Danny Byrum, curator for the Historical Society of Hopkins County museum, said Ronnie Lewis donated a lot of items and Byrum asked the board to allow him to create the political museum exhibit.

“Mr. Lewis has been such a good a friend and advocate and we are going to dedicate it to him,” he said.

The political exhibit has paraphernalia from local and state elections including campaign buttons, flags and posters. There are also a few portraits of presidents and items from different presidents’ houses.

Over the years, Lewis has donated numerous items to the historical society ranging from coal miner paraphernalia to items from his families telephone company. Now he has donated items spanning decades from political campaigns.

“It is just stuff I have collected,” said Lewis. “I can’t keep it all so I brought it over here and donated it.”

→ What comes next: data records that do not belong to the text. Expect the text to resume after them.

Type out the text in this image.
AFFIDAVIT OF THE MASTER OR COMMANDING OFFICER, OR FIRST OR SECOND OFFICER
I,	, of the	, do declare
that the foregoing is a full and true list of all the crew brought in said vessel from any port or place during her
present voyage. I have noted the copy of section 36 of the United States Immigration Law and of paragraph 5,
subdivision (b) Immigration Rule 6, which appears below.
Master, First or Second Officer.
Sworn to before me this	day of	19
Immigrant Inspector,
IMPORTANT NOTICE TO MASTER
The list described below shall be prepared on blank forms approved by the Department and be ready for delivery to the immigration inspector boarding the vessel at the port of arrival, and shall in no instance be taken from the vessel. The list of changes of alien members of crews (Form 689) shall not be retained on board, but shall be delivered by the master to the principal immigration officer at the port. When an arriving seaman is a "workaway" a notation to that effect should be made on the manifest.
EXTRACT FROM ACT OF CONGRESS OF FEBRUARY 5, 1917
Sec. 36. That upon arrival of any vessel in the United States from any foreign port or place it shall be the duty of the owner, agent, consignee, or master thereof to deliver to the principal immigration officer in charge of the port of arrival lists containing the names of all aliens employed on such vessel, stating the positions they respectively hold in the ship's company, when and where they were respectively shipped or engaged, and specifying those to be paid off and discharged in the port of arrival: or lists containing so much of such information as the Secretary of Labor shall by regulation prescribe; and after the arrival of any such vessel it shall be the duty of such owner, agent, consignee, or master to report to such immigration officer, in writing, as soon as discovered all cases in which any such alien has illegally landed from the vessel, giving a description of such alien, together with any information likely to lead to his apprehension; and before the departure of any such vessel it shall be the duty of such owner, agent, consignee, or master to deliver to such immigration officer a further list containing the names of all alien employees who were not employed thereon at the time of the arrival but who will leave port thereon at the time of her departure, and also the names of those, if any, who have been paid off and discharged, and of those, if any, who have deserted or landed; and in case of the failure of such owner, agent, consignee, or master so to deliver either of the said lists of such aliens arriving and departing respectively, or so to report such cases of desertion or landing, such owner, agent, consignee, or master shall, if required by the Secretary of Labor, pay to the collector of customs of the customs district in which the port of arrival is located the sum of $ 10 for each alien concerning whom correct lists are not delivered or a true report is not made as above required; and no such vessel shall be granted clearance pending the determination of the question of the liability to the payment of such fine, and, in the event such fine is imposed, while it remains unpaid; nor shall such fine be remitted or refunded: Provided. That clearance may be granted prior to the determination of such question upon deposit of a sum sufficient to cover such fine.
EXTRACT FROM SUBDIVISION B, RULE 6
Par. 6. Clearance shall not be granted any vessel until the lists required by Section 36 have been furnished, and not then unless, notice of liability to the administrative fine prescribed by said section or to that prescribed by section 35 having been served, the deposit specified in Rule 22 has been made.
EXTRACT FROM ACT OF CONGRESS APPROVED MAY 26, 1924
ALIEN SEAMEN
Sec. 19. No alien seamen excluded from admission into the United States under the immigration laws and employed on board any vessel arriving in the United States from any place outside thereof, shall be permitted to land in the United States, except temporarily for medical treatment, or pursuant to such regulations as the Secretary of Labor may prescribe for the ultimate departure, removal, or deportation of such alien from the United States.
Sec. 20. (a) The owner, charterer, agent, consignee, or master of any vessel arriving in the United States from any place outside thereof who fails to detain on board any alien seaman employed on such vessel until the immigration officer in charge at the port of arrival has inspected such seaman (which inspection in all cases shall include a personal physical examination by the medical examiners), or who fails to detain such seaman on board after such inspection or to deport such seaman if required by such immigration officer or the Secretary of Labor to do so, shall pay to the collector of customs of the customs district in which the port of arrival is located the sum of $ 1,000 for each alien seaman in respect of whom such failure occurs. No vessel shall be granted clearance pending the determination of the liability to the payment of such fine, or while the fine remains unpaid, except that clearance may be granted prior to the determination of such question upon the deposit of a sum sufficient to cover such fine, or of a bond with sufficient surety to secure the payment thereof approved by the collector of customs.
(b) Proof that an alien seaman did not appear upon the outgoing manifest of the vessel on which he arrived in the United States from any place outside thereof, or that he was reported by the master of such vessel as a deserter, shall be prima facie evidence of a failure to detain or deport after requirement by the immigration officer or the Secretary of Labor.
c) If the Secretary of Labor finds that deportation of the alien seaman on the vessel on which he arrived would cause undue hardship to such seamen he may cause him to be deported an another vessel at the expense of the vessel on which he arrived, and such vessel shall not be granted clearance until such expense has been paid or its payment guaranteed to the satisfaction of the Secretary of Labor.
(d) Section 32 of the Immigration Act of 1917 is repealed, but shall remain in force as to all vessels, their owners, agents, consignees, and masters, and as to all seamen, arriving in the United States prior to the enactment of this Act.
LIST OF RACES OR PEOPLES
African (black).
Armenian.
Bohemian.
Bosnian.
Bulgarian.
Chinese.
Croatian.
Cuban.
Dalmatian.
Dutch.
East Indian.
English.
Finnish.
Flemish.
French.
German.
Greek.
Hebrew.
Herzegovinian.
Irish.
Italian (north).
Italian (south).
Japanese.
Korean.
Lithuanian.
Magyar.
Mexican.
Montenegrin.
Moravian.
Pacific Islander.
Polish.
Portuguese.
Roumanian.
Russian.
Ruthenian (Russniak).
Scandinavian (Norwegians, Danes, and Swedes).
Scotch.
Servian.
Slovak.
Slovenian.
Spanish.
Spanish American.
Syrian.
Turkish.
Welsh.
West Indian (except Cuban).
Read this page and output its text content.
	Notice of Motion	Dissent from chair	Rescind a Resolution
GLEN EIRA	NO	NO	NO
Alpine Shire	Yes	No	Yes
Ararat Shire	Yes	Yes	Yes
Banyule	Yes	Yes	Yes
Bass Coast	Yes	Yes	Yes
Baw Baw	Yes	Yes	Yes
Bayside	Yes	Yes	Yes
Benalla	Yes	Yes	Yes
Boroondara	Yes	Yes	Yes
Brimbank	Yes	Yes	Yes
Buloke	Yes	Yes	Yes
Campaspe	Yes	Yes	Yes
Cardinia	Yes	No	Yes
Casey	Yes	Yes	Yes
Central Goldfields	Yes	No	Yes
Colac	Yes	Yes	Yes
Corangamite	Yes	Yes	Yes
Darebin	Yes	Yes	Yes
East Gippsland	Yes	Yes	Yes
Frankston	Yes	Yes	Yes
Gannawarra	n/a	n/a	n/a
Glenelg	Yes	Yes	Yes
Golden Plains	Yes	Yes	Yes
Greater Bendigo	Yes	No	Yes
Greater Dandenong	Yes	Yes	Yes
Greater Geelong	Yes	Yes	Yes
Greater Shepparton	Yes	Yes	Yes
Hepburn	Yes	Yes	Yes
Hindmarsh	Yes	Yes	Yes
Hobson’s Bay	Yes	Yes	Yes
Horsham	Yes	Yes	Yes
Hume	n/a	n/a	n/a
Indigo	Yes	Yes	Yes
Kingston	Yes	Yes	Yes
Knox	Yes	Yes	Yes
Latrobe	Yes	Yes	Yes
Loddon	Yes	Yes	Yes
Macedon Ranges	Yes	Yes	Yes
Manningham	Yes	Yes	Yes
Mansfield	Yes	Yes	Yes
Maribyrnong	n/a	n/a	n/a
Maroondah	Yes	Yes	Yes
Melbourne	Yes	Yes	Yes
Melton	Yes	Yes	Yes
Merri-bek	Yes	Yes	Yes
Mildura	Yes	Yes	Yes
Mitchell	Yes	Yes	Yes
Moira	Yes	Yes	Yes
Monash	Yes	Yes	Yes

He said 90% of the items in the exhibit are from him. He has traded people for different items or bought them at different locations around the United States.

One of the items he donated was a “vote straight Democrat” poster for John Whitaker when he ran for congress in 1948. Lewis said he actually got two posters in Paducah and both are framed in the exhibit.

“Mice had eaten the corner off of one and the other one wasn’t as bad so I put them both together,” he said.

Lewis has visited almost all of the presidents houses starting from George Washington and up. He bought an ash tray from Lyndon B. Johnson’s house in the shape of a cattleman cowboy hat that can hold a cigar in the top of the hat.

Hanging up on the back wall of the exhibit is a portrait of former Kentucky Governor William Goebel. Lewis said the portrait came from a man who had it hanging in an out building.

“I had one of them cubed out rocks and he said, ‘You want my picture?’, so I traded him the rock for the picture,” said Lewis.

Lewis still buys a lot of items that he knows he will donate later, he said. His wife used to make fun of him for spending money just to give it away.

Lewis hopes that as people age and decided they don’t need things in their houses that they will donate it to the museum instead of throwing it away.

“If it is Hopkins County, Madisonville, or one of these towns around here somewhere, bring it to a museum if you don’t want it,” he said.